The first Clearwater High School Rodeo is to be held in the Sportsplex this weekend and will feature all the familiar rodeo and novelty events.

According to organizer Frank Richter, the corrals are new completed and the dirt is in the arena and all preparations will be concluded by Friday evening.

For the boys there are 30 bull riders and 20 bareback, as well as seven saddle bronc hopefuls. There are also a number of calf ropers, steer wrestlers and team ropers.

Twenty girls are competing as barrel racers and 12 pole benders. Goat tying has attracted 13 contestants and 11 girls hope to ride the cows.


The Terry Fox run drew a good sized crowd of local residents who did their thing to raise funds for the continuation of cancer research.

Total amount of pledges was not available by presstime.

The event was organized again this year by Luc Paradis with support from Pauline Gregory, local representative for the Cancer Fund.


Sometime during Wednesday morning, the “Soft Ice Cream” sandwich boards were removed from the grounds of the Caboose Restaurant, taken across the highway and draped over the back of Jerry the Moose at the Info Centre.
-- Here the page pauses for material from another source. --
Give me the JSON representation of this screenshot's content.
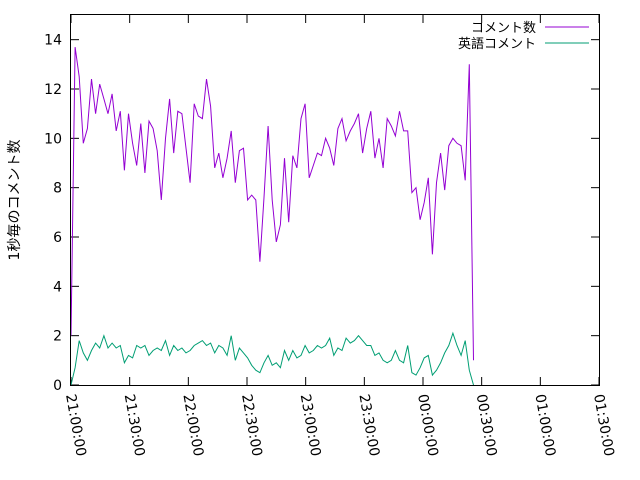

According to sign owner Mrs. St. John, the sign was on her lawn when she left the restaurant after midnight Tuesday. They were returned by two husky Parks employees later in the morning.

Jerry the Moose and the Info Centre are becoming regular targets for senseless vandalism.

A more serious vandalism act occurred about two weeks ago, when, Mrs. Mayer said, the ornamental iron railing located outside the upstairs door of the Info Centre building was ripped out of the concrete sidewalk.


Traffic snarls involving big trucks in the Wells Gray Hotel intersection should become pretty much a thing of the past with the completion of a new Forest Service Road that will link Road 2 to Highway 5 at the Clearwater River bridge.

When complete, the new road will cross the Clearwater River on the new concrete and steel bridge being constructed by Slocan Forest Products to replace the old wooden structure over the river at Brookfield Creek. With the completion of the bridge, the new road will also link old Highway 5 to the new highway.


Local loggers and contractors are donating their time and equipment to clear the site for Clearwater’s proposed new multi-level care health center.

“This community is wonderful,” was the comment by Linda Comazzetto, Doctor Helmcken Memorial Hospital executive director about the effort.

Initial estimates were that the operation would yield eight truckloads of logs, worth between $20,000 and $25,000 for the hospital.


Clearwater’s Chris Meehan helped Canada place 10th in volleyball at the World University Games held in Turkey.

“Canada had at least four players who were eligible to go to the Games, but Canada had them in the senior team,” said Meehan. “Considering that, as much as I’m disappointed in the result, it was a good step for Canadian volleyball.”


The District hosted a delegation from a Korean company that is looking for a place for a small specialty sawmill. The mill would be used to cut Douglas fir that would be used to build hanoks, which are traditional Korean houses.

Possibly they would get into prefabricating houses here, then shipping to Korea and China.

Some of the workforce would come from Korea while the remainder would be hired and trained here.

Clearwater was just one of several communities in the southern interior the delegation visited.


Members of Terry Fox’s family and friends of the clan climbed his namesake mountain early September — but not before Terry’s brother, Darrel, set out from Kamloops on a 350-kilometre bike trip to the peak.

The family gathered at the monument at Mount Terry Fox in Valemount. It was the first time they gathered there since the 8,500-foot mountain was named for Terry on Sept. 22, 1981.